Auch die stolzen lilienblütigen Schönheiten 'White Triumphator' und die tiefpupurne 'Burgundy' sind erstaunlich treu, und ihre glühend orange blühende Schwester 'Ballerina' hätte sicher auch dieses Jahr wieder zusammen mit den nicht weniger leuchtenden Azaleen ihr Bestes gegeben, wenn, ja wenn nicht Mutter Hase wäre, die seit Jahren vom zeitigen Frühjahr bis in den Herbst hinein Monat für Monat ihre Kinder bei uns zur Welt bringt.

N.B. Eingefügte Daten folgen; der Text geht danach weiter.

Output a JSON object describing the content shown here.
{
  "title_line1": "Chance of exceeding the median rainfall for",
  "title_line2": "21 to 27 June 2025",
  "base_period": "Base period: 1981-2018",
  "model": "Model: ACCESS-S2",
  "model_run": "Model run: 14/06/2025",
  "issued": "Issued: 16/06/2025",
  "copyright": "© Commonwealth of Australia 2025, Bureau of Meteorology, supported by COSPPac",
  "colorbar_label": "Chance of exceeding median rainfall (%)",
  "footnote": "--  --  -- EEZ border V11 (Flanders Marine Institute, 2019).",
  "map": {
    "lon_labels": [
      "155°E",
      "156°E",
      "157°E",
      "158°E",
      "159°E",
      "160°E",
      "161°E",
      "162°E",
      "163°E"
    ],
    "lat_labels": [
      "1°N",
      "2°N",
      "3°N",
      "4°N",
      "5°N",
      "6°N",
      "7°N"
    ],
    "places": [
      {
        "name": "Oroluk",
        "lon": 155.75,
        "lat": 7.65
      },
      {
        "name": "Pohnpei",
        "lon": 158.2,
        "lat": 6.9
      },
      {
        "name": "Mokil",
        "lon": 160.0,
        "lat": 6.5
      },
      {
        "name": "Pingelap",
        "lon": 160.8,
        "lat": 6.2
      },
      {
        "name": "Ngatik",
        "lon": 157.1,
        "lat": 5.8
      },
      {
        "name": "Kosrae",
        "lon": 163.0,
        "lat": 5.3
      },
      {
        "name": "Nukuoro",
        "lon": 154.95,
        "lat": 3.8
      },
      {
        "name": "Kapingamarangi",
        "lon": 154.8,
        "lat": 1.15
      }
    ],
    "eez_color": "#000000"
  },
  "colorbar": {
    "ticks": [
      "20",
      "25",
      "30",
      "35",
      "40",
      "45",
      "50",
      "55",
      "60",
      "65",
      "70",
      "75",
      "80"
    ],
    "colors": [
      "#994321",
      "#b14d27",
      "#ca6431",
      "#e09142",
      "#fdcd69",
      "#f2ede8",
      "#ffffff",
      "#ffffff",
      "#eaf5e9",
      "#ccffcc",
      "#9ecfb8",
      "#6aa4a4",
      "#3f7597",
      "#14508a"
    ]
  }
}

Nach der nur zweimal am Tag stattfindenden, ganze zwei Wochen währenden Versorgung ihrer Neugeborenen in den wechselnden, mal mehr, mal weniger getarnten Sassen stärkt sie sich gern ein wenig mit der einen oder anderen Pflanzenleckerei aus unserem Garten, was wir ihr, wenn auch nicht ohne Seufzen, gönnen wollen – aber dieses Jahr hat sie zu unserem Leidwesen Tulpenlaub zur Delikatesse erklärt, und das sieht dann so aus:

Da bleibt nur, geduldig zu warten, bis die benachbarten Storchschnäbel die traurigen Reste gnädig überwachsen haben. Womit wir beim nächsten Thema wären, denn über "Storch- und andere Schnäbel" will ich Ihnen bald so einiges berichten.

Für heute macht die Gärtnerin Feierabend – bis zum nächsten Mal!